Re: [Hampshire] A php script to spider media files

Top Page

Reply to this message
Author: Adam Trickett
Date:  
To: Hampshire LUG Discussion List
Subject: Re: [Hampshire] A php script to spider media files
On Sunday 20 Jan 2008, Ottavio Caruso wrote:
> Sirs,
>
> I need your help to write a php script that spiders a site for media files.


PHP wouldn't be my first choice, it's not really a general purpose scripting
language. You will have better luck with Perl, Ruby or Python, and even
shell/sed/awk/wget.

> What I would like to achieve is: given two variables, $URL and $MEDIA,
> the script will crawl, starting from $URL and going, say, two or three
> level down (or up), all links ending with .$MEDIA and print their url
> on screen.
>
> Example: http://www.somesite.com , mpeg
>
> output:
>
> Found http://www.somesite.com/file1.mpeg
> Found http://www.somesite.com/file2.mpeg
> Found http://www.somesite.com/file3.mpeg
> Found http://www.somesite.com/file2.mpeg
> Found http://www.anothersite.co.uk/file1.mpeg
> Found http://www.anothersite.co.uk/file2.mpeg
> Found http://www.anothersite.co.uk/file3.mpeg
> Found http://www.anothersite.co.uk/file2.mpeg
>
> Something like that. Is that possible? I haven't touched php for ages.

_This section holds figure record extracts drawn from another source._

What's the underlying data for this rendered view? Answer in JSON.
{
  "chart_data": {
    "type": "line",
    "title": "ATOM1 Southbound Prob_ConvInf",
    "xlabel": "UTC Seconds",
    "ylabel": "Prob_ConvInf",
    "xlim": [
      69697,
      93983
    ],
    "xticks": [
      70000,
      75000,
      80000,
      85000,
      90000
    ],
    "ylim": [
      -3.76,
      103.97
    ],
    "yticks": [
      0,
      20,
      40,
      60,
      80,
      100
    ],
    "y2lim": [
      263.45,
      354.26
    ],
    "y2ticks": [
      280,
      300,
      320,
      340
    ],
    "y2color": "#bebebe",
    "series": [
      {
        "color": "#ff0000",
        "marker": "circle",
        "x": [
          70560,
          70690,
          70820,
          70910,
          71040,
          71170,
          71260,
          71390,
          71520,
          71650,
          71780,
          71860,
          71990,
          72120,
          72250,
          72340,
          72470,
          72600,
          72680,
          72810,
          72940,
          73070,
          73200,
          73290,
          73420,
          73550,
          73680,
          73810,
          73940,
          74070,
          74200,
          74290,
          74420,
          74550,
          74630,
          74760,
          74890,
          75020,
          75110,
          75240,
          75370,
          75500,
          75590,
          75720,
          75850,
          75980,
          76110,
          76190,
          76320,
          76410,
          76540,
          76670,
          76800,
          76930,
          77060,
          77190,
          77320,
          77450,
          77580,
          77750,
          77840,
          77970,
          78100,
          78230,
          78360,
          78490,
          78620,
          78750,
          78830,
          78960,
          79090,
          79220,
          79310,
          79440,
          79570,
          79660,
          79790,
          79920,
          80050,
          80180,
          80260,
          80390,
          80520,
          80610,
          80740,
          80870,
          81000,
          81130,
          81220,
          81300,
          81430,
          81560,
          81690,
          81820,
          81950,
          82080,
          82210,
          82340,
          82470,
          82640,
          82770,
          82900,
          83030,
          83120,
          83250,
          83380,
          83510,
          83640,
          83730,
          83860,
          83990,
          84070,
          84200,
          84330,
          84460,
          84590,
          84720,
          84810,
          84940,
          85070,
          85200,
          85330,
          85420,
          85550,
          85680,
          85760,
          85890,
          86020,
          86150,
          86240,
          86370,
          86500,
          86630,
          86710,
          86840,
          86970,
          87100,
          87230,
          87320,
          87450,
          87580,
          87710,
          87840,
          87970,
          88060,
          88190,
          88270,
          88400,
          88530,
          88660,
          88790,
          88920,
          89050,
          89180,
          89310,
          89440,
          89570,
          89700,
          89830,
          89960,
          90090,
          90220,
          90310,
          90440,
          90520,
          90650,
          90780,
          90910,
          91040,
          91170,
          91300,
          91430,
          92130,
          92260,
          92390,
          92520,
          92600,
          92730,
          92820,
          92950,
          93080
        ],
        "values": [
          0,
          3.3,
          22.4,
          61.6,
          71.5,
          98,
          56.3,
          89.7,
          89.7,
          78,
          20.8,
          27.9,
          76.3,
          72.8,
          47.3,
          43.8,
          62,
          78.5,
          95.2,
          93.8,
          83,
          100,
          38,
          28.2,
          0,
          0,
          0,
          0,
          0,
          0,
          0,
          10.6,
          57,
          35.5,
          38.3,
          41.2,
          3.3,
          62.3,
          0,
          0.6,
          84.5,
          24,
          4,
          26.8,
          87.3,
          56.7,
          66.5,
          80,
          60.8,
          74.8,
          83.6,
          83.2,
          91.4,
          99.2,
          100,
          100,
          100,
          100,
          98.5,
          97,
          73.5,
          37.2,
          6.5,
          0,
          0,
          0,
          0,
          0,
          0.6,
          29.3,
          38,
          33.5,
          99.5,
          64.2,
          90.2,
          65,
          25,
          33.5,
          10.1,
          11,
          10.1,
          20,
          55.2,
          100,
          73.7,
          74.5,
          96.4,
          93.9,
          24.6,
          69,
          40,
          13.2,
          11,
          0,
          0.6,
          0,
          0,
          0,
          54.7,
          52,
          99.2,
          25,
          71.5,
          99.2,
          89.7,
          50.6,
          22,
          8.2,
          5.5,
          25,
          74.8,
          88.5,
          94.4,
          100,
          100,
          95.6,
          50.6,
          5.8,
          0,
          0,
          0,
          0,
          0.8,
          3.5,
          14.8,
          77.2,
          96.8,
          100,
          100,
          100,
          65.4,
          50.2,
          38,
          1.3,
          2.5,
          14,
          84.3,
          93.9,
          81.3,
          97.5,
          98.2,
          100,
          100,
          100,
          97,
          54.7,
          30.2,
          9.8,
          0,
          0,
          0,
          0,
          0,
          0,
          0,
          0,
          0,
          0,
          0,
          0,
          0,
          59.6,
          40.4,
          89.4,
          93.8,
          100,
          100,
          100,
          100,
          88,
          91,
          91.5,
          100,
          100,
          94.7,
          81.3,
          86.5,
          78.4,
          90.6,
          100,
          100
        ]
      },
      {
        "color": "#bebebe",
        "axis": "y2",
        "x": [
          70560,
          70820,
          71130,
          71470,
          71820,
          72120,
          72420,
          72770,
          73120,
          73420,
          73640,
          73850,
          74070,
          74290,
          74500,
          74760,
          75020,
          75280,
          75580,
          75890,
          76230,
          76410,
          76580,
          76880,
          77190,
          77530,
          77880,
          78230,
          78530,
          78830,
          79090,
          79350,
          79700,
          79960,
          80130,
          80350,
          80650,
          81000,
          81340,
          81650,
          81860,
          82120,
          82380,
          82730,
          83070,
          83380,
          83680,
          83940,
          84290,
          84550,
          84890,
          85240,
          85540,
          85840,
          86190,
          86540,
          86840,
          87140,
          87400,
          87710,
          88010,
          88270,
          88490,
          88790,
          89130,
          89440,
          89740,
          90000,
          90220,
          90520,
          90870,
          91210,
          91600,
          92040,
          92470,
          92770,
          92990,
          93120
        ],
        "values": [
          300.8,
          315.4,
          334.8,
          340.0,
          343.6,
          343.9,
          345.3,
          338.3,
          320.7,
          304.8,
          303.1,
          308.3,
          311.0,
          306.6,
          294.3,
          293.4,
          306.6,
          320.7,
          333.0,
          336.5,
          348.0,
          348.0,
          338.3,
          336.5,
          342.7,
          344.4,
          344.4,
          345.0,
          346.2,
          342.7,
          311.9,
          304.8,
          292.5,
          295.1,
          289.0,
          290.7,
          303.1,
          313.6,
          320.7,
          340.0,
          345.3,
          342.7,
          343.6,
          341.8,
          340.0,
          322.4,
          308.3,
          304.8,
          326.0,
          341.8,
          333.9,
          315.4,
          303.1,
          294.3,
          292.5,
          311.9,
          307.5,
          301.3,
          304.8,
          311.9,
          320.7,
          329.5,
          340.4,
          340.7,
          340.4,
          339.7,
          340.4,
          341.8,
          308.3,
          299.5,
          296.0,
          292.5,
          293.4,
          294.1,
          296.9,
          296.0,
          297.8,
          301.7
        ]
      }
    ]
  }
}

That should be possible. How clever do you want to get? Do you want to include
or exclude off-site links? Should it try to parse links constructed in
Javascript? Would you be happy to use an existing downloading tool - I
believe several exist? Can you install stuff on the box you are running this
from or are there restrictions?

--
Adam Trickett
Overton, HANTS, UK

Any technology distinguishable from magic is insufficiently advanced
    -- anon